Cette expo, devenue estivale, attribue la primauté à l’aspect didactique et documentaire ainsi que le prouve la présence de collectifs de tous ordres : la structure de production artistique libanaise : Temporaty Platform (qui présente douze coupures de journaux), l’association allemande Man Schenkt keinen hund, qui nous offre un panel d’ouvrages pédagogiques destinés aux migrants, le trio Fehras Publishing Practices qui se livre à un travail comparatif des couvertures de catalogues en arabe et en anglais ; enfin l’Institute for Incongruous Translation qui couronne la dernière salle d’installations circulaires interrogeant un manuel scolaire soumis au contexte culturel qui entoure l’usage d’une langue (en l’occurrence le farsi et l’anglais).
L’expo se visite de droite à gauche, ce qui change nos habitudes ambulatoires et tend à nous « des-orienter » si je puis dire. Le désigner marocain Montasser Drissi scande d’ailleurs ce parcours linguistique de propositions graphiques faites de lettres, de vocables et de citations en arabe et latin d’une part, en anglais, arabe et français de l’autre. Les œuvres exposées sont donc toutes liées à ces problématiques diverses suscitées par la langue qu’il s’agisse de l’anagramme, du rébus, des problèmes aigus que pose la traduction ou des modifications de sens autorisées par une variation vocalique. La canadienne Serena Lee a conçu un work shop, invitant des partici- pants à confectionner, en pâte à sel, donnant consistance à leurs mots préférés. On peut voir sur une table les objets réalisés ainsi que diverses vidéos questionnant l’attribution fictive, dans le futur, d’une seconde langue arbitraire et native. La vidéo est très présente : celle de la cinéaste londonienne Sophia Al Maria, laquelle confie ses choix personnels ou fantasmes obsessionnels en mêlant ce qu’elle nomme des pétroglyphes à des images de corps masculin, nu et dansant.
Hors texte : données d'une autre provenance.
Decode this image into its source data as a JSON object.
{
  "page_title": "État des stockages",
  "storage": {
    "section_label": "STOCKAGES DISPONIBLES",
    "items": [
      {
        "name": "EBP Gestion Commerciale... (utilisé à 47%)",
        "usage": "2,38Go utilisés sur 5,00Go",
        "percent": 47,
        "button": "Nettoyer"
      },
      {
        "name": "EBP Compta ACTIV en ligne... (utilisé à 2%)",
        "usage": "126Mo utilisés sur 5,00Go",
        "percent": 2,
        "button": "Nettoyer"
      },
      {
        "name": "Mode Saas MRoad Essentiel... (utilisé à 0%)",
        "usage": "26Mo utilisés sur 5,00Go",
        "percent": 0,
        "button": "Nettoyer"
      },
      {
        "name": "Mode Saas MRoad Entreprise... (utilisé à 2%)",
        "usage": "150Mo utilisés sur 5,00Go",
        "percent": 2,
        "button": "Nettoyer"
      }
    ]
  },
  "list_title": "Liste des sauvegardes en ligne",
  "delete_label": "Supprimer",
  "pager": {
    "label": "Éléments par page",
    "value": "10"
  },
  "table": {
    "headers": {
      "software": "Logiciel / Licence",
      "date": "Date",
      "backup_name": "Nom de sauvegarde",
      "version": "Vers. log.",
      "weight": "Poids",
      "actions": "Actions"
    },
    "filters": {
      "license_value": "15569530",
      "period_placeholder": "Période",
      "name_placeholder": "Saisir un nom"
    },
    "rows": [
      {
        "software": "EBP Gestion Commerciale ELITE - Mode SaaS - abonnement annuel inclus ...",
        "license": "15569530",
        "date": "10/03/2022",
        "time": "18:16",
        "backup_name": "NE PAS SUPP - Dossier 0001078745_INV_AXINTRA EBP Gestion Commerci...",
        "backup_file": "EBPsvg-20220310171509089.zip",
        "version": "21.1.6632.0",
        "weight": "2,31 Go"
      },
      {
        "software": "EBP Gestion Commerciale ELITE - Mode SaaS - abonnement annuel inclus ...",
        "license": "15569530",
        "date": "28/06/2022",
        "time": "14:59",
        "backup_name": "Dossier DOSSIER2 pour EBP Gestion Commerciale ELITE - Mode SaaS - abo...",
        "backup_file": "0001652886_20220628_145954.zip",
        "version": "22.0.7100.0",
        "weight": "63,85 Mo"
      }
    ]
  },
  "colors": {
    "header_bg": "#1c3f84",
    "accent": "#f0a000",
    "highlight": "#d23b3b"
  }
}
L’atmosphère se veut manifestement poétique. Plus pittoresque : l’entretien du Niçois Benoït Grimalt avec sa mémé et son tonton sur ce qu’ils ont retenu de milliers d’heures de visionnage des Feux de l’amour. Ce que l’on ressent est décidément difficile à traduire par le canal des mots. Le Mexicain Vir Andres Hera filme quant à lui des processions religieuses, en Andalousie, conjuguées à la lecture d’un poème du XVIIème siècle, translittéré pour l’occasion.
Et puis nous sommes conviés à un karaoké un peu spécial, imaginé par le groupe Fehras, à partir de mélodies célèbres, associées à des paroles réécrites pour l’occasion, dans l’inclination militante qui sous-tend leur démarche. A souligner : l’œuvre photographique à la fois touchante et réussie de la Lilloise Wiame Haddad en argentique. Il s’agit d’objets assez émouvants, réalisés par les prisonniers de la monarchie marocaine précédente, sur fond blanc. Et de moulages de membres de certaines personnes incarcérées, ce qui suppose une certaine confiance établie et entretenue à force d’intimité linguistique.
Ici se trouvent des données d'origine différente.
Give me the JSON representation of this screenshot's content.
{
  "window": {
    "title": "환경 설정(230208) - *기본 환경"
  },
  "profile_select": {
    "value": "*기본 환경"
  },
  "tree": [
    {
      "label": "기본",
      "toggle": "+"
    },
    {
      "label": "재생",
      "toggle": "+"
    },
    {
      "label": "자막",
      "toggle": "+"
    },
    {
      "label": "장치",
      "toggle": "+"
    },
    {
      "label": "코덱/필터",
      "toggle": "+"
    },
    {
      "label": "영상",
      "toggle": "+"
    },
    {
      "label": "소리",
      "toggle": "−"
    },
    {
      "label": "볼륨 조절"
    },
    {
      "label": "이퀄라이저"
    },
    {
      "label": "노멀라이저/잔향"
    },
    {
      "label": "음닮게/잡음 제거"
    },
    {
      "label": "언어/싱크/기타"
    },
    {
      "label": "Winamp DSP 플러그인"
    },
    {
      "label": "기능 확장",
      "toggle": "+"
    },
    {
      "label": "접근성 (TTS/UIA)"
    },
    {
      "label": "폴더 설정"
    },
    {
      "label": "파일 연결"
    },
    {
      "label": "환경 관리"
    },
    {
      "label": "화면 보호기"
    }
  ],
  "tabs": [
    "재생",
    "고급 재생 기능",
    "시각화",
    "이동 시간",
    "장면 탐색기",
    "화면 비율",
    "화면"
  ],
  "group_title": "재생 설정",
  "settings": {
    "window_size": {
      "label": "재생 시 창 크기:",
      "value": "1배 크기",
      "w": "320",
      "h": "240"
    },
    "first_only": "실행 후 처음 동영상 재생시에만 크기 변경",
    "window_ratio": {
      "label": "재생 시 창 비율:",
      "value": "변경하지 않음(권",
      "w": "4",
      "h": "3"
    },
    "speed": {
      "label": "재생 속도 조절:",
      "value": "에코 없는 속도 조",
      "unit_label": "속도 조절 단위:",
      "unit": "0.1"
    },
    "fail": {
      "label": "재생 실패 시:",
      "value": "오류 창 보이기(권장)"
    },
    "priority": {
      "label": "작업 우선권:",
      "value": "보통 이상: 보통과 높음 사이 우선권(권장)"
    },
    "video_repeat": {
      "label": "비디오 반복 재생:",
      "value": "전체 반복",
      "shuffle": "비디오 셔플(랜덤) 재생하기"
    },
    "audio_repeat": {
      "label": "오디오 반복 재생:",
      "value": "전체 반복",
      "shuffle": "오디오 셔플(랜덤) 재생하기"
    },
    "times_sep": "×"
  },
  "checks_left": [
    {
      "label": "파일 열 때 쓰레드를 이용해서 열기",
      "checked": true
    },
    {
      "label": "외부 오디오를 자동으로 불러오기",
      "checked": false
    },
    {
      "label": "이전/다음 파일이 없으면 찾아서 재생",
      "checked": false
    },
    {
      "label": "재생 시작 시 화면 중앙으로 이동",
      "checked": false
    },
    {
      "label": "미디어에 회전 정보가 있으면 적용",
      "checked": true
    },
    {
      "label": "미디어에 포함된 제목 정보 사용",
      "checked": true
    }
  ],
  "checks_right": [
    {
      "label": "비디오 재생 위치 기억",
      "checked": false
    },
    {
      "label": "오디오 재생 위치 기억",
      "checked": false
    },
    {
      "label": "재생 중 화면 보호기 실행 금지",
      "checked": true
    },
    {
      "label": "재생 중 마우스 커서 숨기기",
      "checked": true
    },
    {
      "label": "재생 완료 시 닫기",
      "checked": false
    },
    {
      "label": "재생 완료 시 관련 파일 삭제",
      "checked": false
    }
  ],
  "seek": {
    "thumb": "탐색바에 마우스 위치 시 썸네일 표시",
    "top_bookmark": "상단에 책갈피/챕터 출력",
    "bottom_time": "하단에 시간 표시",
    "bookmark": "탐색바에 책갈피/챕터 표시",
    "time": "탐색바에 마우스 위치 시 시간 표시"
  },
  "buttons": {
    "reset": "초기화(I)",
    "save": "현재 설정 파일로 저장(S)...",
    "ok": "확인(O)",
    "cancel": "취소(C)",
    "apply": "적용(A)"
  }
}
Mounira Al Sohl installe de lourds patchworks calligraphiques en jouant sur des anagrammes. Enfin la Néerlandaise Ceel Mogami de Haas réalise des rébus sur poudre de marbre. Cette exposition pousse évidemment à la réflexion. Elle n’est pas facile d’accès mais on peut toujours compter sur la motivation, l’enthousiasme et les compétences des médiateurs, indispensables pour traduire non seulement les langues mais les idées.